Parce que certaines œuvres rendent à l’état d’enfance, illuminent l’ici-bas de quelques émerveillements salvateurs, on peut aimer les livres au point de se couper de la réalité. Le langage devient alors plus réel que le réel; ce qui ne constituait qu’une infirmité comptée en soustraction des vérités pragmatiques s’affirme comme accès exclusif au monde. Celui-ci s’est dissout dans la bulle irisée de l’imaginaire. La lecture vous a poussé dans une existence fossilisée. Vous êtes devenu un « inadapté de la vie ». Renforçant cette sensation de n’avoir qu’un rapport lointain avec le monde et d’y séjourner sans nécessité, la boulimie de lectures ne vous fait plus appréhender l’existence que du bout de l’âme.
Le besoin maladif de lire finit parfois par engendrer la prétention d’écrire… S’il vous a été donné de vivre dans la poussière des phrases, vous aurez l’impudence de revendiquer noir sur blanc quelques tragiques énormités.
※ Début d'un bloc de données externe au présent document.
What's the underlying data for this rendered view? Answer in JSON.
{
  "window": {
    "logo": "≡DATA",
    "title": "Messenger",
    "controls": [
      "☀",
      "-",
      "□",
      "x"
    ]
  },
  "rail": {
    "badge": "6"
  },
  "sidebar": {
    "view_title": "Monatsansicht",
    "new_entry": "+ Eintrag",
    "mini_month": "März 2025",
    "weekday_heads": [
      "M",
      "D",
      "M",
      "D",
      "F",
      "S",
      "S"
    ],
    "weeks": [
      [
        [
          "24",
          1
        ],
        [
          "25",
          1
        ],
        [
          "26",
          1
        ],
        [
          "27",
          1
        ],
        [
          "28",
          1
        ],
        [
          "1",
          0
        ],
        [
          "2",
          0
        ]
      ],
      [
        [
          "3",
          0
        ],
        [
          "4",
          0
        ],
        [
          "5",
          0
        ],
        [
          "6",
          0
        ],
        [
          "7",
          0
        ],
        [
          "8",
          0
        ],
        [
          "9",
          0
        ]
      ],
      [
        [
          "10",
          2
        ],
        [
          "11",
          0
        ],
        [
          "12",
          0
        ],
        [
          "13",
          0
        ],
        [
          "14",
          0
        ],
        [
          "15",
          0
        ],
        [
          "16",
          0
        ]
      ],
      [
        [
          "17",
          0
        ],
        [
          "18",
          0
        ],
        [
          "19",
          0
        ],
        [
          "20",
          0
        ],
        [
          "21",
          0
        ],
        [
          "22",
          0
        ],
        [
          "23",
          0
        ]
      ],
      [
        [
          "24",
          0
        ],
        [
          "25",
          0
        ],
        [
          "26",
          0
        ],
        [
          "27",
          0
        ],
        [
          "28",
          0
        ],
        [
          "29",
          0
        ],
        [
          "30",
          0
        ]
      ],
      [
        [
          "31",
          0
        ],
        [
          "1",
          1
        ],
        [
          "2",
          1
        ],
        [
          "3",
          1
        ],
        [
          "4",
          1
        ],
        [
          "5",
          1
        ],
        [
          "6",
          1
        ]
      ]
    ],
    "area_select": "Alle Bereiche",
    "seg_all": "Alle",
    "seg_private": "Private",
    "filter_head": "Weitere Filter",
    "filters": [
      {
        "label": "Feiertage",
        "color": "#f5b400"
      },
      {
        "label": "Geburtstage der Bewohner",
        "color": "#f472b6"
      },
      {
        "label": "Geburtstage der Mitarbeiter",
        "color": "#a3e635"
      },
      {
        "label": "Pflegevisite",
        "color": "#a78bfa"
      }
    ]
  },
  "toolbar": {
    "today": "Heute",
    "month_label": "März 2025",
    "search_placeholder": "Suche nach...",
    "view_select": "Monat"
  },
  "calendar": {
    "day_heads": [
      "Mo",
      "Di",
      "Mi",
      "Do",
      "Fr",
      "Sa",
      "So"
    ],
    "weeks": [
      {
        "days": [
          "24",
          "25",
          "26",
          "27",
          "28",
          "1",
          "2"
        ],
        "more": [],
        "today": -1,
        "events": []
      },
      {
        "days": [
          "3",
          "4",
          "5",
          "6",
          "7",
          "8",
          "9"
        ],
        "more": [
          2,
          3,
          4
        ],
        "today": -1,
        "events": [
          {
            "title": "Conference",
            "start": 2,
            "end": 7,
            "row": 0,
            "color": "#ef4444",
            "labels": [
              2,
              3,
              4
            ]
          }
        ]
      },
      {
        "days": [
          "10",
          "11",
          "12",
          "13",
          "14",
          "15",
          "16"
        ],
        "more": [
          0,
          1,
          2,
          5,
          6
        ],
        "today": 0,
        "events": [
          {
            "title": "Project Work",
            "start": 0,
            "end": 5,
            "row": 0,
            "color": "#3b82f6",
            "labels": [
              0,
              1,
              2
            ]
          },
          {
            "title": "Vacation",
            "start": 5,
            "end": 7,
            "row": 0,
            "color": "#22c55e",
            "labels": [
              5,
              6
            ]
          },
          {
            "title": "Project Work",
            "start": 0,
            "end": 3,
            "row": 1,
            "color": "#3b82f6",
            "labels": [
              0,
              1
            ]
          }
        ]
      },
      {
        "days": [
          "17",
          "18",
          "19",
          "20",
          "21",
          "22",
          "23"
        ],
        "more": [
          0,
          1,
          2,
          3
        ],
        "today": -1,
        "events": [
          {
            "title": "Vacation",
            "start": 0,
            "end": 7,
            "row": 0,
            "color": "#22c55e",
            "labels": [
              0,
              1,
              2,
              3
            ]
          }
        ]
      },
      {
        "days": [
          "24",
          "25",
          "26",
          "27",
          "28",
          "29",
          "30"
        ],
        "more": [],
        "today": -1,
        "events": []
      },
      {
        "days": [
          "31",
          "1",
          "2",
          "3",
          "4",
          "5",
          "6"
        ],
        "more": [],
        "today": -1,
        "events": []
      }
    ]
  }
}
Prenant la fenêtre par laquelle vous regardez le monde pour une « position » alors qu’elle n’est qu’une Tour d’ivoire, vous brandirez fièrement le courage de tenir votre solitude pour une « valeur », alors qu’elle n’est qu’un handicap. Si – aggravant votre cas – vous avez sacrifié au culte du style, les esprits graves et doctes vous qualifieront au mieux d' »esthète », de « poseur » voire de « frimeur » ou d' »imposteur » au pire.
Non, Monsieur Larbaud, la lecture n’est pas un vice impuni*.
*Ce vice impuni la lecture. Domaine anglais suivi de Pages retrouvées, Valery Larbaud, Gallimard.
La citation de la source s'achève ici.